A cinque anni da Orphans, una raccolta in 3 CD con 56 canzoni di cui metà nuove, Bad As Me esce nella stagione più ideale: l’autunno. Il disco infatti, abbandonando i “rumori” in favore della “canzone”, meglio si armonizza con le atmosfere novembrine.
Bad As Me non appartiene al miglior Waits quello dei metà anni ottanta per capirci, quello di Rain Dogs e Frank’s Wild Years, i suoi due dischi più belli per il sottoscritto, ma è pur sempre un ottimo disco. Un album che alterna almeno quattro capolavori: Get Lost, Pay Me, Back In The Crowd e New Year’s, brani estremamente profondi, dove ritmo, fisarmonica, malinconia e struggente melodia creano un tutt’uno, regalandoci quattro ballate del miglior Waits d’annata. Sei ottime canzoni: Chicago, Talking At The Same Time, Bad As Me, Satisfied, Last Leaf e Hell Broke Luce, mettono in evidenza l’estro di Waits con brani dove la voce rauca e notturna, a volte sofferta, a volte romantica, sempre e comunque accompagnata da musica straordinariamente “Waitsiana”, mediano la sommatoria del disco. Le altre tre canzoni dell’album: Raised Right Men, Face To The Highway e Kiss Me, sono sottotono, e pur essendo buone canzoni, non riservano particolari emozioni.

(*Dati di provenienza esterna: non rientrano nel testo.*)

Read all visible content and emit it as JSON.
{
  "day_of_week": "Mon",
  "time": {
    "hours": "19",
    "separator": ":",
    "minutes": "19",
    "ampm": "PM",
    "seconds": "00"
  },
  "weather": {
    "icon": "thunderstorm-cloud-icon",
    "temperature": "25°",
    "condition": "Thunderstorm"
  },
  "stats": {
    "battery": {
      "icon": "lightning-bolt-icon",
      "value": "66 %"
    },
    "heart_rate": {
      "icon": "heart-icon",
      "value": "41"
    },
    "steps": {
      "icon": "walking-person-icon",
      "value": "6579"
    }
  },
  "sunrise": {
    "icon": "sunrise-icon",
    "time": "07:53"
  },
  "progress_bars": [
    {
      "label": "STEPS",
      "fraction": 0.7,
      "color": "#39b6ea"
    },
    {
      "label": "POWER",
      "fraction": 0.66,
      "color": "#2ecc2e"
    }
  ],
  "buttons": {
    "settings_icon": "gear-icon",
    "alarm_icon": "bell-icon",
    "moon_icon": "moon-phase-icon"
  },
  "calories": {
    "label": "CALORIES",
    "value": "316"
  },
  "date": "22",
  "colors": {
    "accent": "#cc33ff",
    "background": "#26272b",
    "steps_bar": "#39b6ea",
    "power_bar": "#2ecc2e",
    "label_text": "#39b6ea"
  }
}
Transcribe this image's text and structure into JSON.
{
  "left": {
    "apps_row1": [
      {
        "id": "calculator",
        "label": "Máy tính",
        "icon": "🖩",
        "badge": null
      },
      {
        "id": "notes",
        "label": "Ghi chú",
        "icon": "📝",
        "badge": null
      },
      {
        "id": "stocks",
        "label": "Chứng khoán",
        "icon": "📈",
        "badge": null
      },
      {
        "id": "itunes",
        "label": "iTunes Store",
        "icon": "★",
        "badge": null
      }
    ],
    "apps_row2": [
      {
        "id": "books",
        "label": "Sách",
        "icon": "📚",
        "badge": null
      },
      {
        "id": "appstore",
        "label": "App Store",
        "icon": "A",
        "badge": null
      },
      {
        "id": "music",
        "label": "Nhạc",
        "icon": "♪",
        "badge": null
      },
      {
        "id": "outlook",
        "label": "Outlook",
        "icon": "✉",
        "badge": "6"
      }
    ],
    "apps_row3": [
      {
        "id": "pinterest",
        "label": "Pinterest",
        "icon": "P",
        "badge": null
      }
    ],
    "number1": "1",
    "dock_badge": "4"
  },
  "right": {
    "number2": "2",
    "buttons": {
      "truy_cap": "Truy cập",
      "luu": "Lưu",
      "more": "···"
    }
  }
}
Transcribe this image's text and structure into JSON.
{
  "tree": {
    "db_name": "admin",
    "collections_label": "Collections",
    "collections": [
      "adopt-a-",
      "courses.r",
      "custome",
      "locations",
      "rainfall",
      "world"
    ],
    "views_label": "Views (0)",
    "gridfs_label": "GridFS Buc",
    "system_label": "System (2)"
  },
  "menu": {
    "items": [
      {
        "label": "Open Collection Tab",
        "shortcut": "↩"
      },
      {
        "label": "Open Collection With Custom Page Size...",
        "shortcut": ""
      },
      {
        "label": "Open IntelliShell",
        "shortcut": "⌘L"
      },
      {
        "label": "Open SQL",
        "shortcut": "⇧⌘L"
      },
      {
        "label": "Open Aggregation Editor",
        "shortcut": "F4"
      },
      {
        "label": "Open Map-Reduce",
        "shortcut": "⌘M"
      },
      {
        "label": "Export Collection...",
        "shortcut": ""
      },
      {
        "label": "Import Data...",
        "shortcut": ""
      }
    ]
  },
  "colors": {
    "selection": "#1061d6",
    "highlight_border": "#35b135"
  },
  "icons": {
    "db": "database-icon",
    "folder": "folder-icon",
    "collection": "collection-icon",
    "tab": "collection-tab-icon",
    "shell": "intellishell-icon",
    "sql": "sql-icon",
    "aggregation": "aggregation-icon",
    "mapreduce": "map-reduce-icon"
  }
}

La peculiarità dell’album è la sua frammentazione, un susseguirsi di immagine su immagine, ognuna diversa, fino a far prendere al disco il contorno bel definito della sua “storia”. Waits scatta semplicemente delle istantanee, accontentandosi di dare un frammento d’atmosfera, uno scampolo d’emozione, racconta però dei particolari, e qui risiede la grandezza dell’autore, pur se l’accostamento di stili e radici sono diversi tra loro, la musica creata ha un suo senso e la poesia è la coordinata preferita.
Nel complesso il disco è ben suonato, possiede una personalità e dimostra che Tom Waits non ha rinunciato a scrivere ottima musica. Certo non è un capolavoro, ma di questi tempi, con trentotto anni di musica alle spalle e una ventina di album pubblicati, è come lo fosse.